SQL Server Error Log
The next place that should be researched when troubleshooting Service Broker is the SQL Server error log. Some of the issues may not be written to the views above, so the SQL Server error log is another valuable source of information. Below outlines two examples, although based on the issue, the errors could differ:
|Date 1/1/2007 00:00:00 AM |
Log SQL Server (Current - 1/1/2007 00:00:00 AM
Message Service Broker needs to access the master key in the database 'YourDatabaseName'. Error code:25. The master key has to exist and the service master key encryption is required
Date 1/1/2007 00:00:00 AM
Message The Service Broker protocol transport is disabled or not configured.
TRY and CATCH Blocks for Error Handling
Since Service Broker is coded via T-SQL another technique to take advantage of in your code is using the TRY and CATCH block to capture errors and handle them appropriately. Check out the SQL Server 2005 - Try Catch Exception Handling to learn about the coding technique and the associated information that is available from a troubleshooting perspective.

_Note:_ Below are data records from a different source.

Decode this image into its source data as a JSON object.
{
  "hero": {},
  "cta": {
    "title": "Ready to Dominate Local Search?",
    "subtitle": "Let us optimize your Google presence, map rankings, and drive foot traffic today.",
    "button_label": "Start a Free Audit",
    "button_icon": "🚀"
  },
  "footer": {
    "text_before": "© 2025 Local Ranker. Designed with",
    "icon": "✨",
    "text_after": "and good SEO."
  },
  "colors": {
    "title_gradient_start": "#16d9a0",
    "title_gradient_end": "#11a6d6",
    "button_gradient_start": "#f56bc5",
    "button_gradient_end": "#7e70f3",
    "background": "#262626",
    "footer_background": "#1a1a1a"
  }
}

Centralized Error Handling
One approach to improving the TRY and CATCH blocks technique is to use centralized error handling. This can be achieved with the steps outlined in the Standardized Error Handling and Centralized Logging tip. Check it out!
- Although Service Broker is just a portion of the SQL Server relational engine, in some respects it can be considered an application by itself. As such, it certainly needs the time and respect to learn and implement the technology appropriately.
- Service Broker offers a great deal of value and should be a technology that is in your bag of tricks as you adopt SQL Server 2005.
- Although Service Broker is available for usage, determine if Service Broker is the right solution for the problem you are experiencing. The technology offers a great deal of benefits, but based on the situation a better native or third party solution may exist. Please have an open mind.
- As you build your applications, be sure to troubleshoot and validate that records are being written to and received from the queues. The information sources listed in this tip should be checked as well to validate that nothing unexpected is happening as well. For example, make sure you end your conversations appropriately and process those messages types correctly.